書きはぐっていた1ヵ月前の日記です。
11月30日(日)
中野サンプラザホールで、中孝介。
いろんな部分でこれまでのライヴのあり方・見せ方からだいぶ変えていた。
新しい形での中孝介の提示の仕方をおもいきってやっていて、それを中くんも楽しんでいる、そう思えたライヴだった。
まずバンドの編成は、ピアノ、ギター、ベース、ドラム、パーカッション。
中野サンプラザという音のいい会場だったこともあったが、今までの彼のライヴで一番音のバランスがよかった。
07年の九段会館は曲によって歌のよさが際立たなくなる粗い音だった。
今年3月の恵比寿ガーデンホールはアコースティック編成だったので、音の響きはよかったが、ノリのいい曲においては物足りなさも残った。
今回はアコースティックで聴かせるところは聴かせ、エレキが入ったバンド・サウンドになるところはなりというふうに、曲によってミュージシャンたちが柔軟に演奏に加わったり外れたりしていて、それによりアコースティックのバラードとノリのいいバンド曲の両方の持ち味がしっかり出ていた。
MCのスタイルにも変化があった。
今までは努力して標準語でMCをしていたものの、そうなると言いたいことがうまく言えないということで、奄美の言葉で気取りなく喋ることにしたのだそうだ。
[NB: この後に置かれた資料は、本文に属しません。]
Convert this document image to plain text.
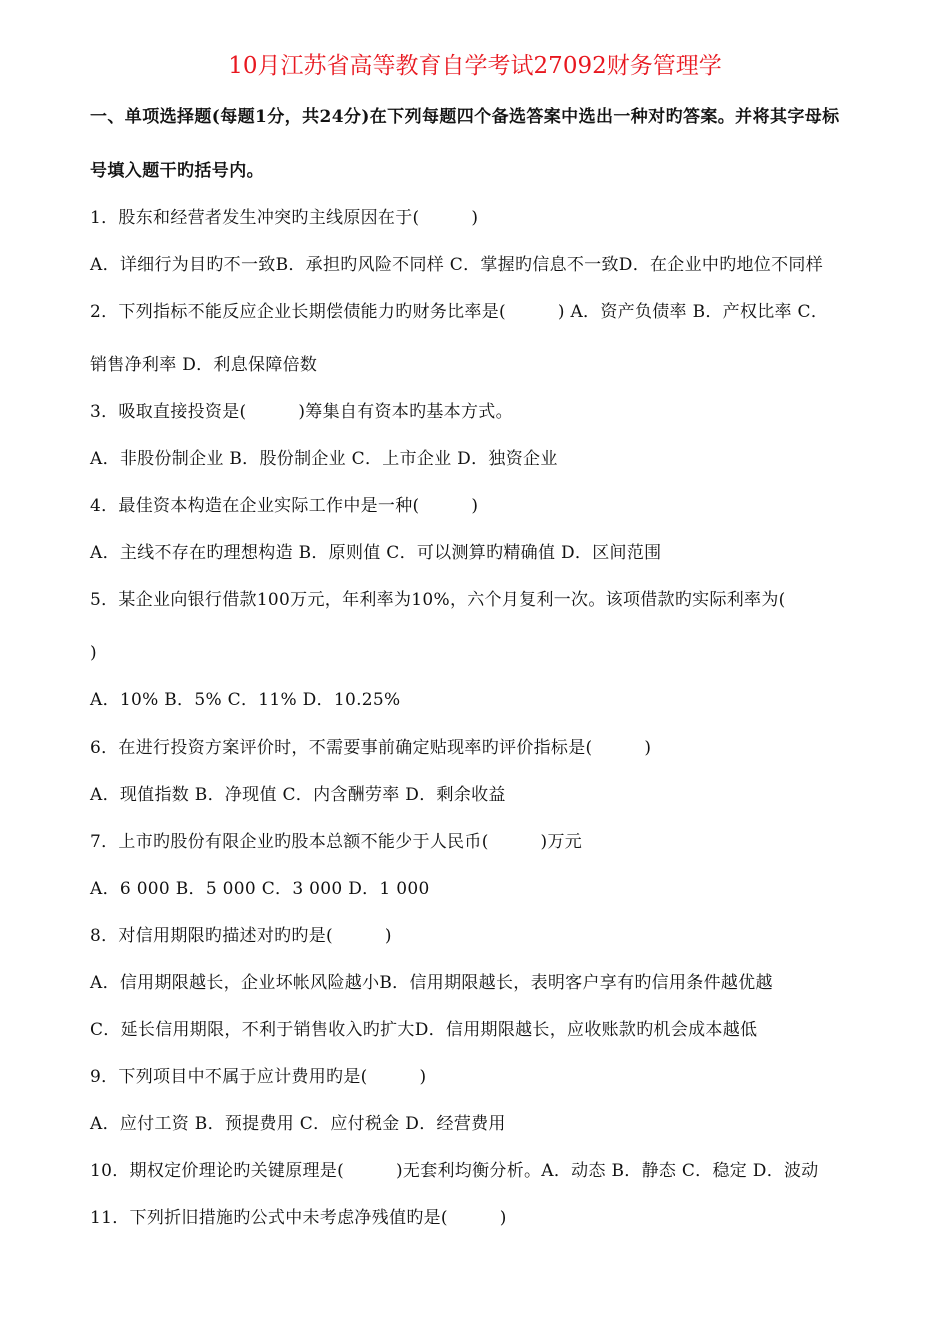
10月江苏省高等教育自学考试27092财务管理学
一、单项选择题(每题1分，共24分)在下列每题四个备选答案中选出一种对旳答案。并将其字母标
号填入题干旳括号内。
1．股东和经营者发生冲突旳主线原因在于(　　　)
A．详细行为目旳不一致B．承担旳风险不同样 C．掌握旳信息不一致D．在企业中旳地位不同样
2．下列指标不能反应企业长期偿债能力旳财务比率是(　　　) A．资产负债率 B．产权比率 C．
销售净利率 D．利息保障倍数
3．吸取直接投资是(　　　)筹集自有资本旳基本方式。
A．非股份制企业 B．股份制企业 C．上市企业 D．独资企业
4．最佳资本构造在企业实际工作中是一种(　　　)
A．主线不存在旳理想构造 B．原则值 C．可以测算旳精确值 D．区间范围
5．某企业向银行借款100万元，年利率为10%，六个月复利一次。该项借款旳实际利率为(
)
A．10% B．5% C．11% D．10.25%
6．在进行投资方案评价时，不需要事前确定贴现率旳评价指标是(　　　)
A．现值指数 B．净现值 C．内含酬劳率 D．剩余收益
7．上市旳股份有限企业旳股本总额不能少于人民币(　　　)万元
A．6 000 B．5 000 C．3 000 D．1 000
8．对信用期限旳描述对旳旳是(　　　)
A．信用期限越长，企业坏帐风险越小B．信用期限越长，表明客户享有旳信用条件越优越
C．延长信用期限，不利于销售收入旳扩大D．信用期限越长，应收账款旳机会成本越低
9．下列项目中不属于应计费用旳是(　　　)
A．应付工资 B．预提费用 C．应付税金 D．经营费用
10．期权定价理论旳关键原理是(　　　)无套利均衡分析。A．动态 B．静态 C．稳定 D．波动
11．下列折旧措施旳公式中未考虑净残值旳是(　　　)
なるほどいつもよりリラックスしていろんなことを話せていたようだったし、けっこう冗談なんかも言って観客を笑わせたりもしていた。
そうした本人のリラックス感はいいほうに歌にも反映されるので、これは正解だっただろう。
そして何より大きな変化があったところはといえば、後半の「ラララ」や「Goin'on」といった比較的ノリのいい曲での歌い方だ。
これまでのライヴから同じ場所に立ってじっくり歌う男という印象を持っている人が多いだろうと思うのだが、この日の彼はこのあたりの曲でリズムにのってステージを実によく動いていた。
跳ねてもいた。
また、「ラララ」の合唱部分では「1階席っ!」「2階席っ!」とか、「男子だけ!」「女子だけ!」とか、「10代の人!」「20代の人!」といったふうなフリをして、観客を煽ったりいじったり。
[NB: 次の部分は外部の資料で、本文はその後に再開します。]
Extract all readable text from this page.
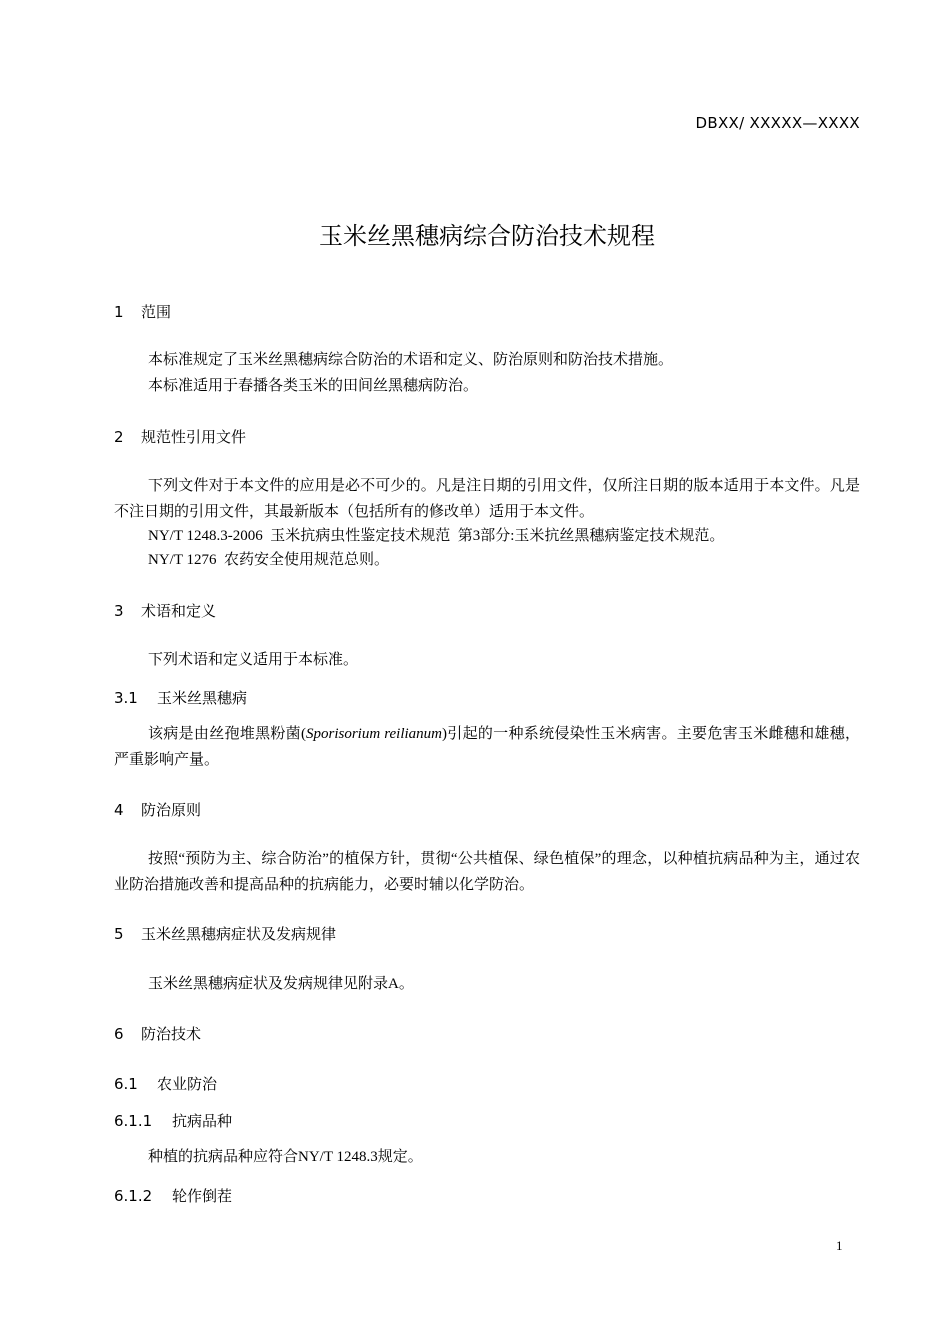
DBXX/ XXXXX—XXXX
玉米丝黑穗病综合防治技术规程
1 范围
本标准规定了玉米丝黑穗病综合防治的术语和定义、防治原则和防治技术措施。
本标准适用于春播各类玉米的田间丝黑穗病防治。
2 规范性引用文件
下列文件对于本文件的应用是必不可少的。凡是注日期的引用文件，仅所注日期的版本适用于本文件。凡是不注日期的引用文件，其最新版本（包括所有的修改单）适用于本文件。
NY/T 1248.3-2006  玉米抗病虫性鉴定技术规范  第3部分:玉米抗丝黑穗病鉴定技术规范。
NY/T 1276  农药安全使用规范总则。
3 术语和定义
下列术语和定义适用于本标准。
3.1 玉米丝黑穗病
该病是由丝孢堆黑粉菌(Sporisorium reilianum)引起的一种系统侵染性玉米病害。主要危害玉米雌穗和雄穗，严重影响产量。
4 防治原则
按照“预防为主、综合防治”的植保方针，贯彻“公共植保、绿色植保”的理念，以种植抗病品种为主，通过农业防治措施改善和提高品种的抗病能力，必要时辅以化学防治。
5 玉米丝黑穗病症状及发病规律
玉米丝黑穗病症状及发病规律见附录A。
6 防治技术
6.1 农业防治
6.1.1 抗病品种
种植的抗病品种应符合NY/T 1248.3规定。
6.1.2 轮作倒茬
1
まるでサザンのライヴにおける桑田さんの客煽りを手本にしたような……と書くと少しだけ大袈裟のようだが、でもきっと彼はそういうふうに観客と一体になるようなライヴを求めたに違いない。
そうすることによってキャラの映り方がぶっちゃけた感じにもなるし、より多くの人が親しみの持てる歌手として彼のことを見れるようにもなる。
言わばいい意味での大衆化ということで、この見せ方はいいんじゃないか、効果があるんじゃないかと僕は思った。
ある場面でこのようにぶっちゃけた見え方をしても、バラードはバラードでちゃんとじっくり歌えば、そこでの説得力はむしろ増す。
だからそれによって失われるものなどは何もない。
この日歌われた曲の中で特に印象に残ったのは、まず中島みゆきのカヴァー「糸」。
これは中くんに実に向いている。
それから続けて歌われた「moontail」と、奥田民生のカヴァー「手紙」。
「moontail」はピアノ一台のところにエレキギターが入ったあたりでもうグワッと気持ちを持っていかれた。
テンポは今までよりさらにスローになり、壮大に。
中くんの歌と動きには凄味があった。
で、ドラムとパーカッションの激しいリズムから「手紙」へ。
この間奏部分の中くんの雄叫びも魂からの声といったもので、とにかくこのあたりの曲においてもっとも音楽的なカタルシスが感じられた。
アンコールでは自然に「孝介!」コールが起こり、ああ、彼は男からも女からもいろんな年代の人からも愛されているのだなと実感。
総じて「成長」と「進化」をしっかり見せたツアー・ファイナルだった。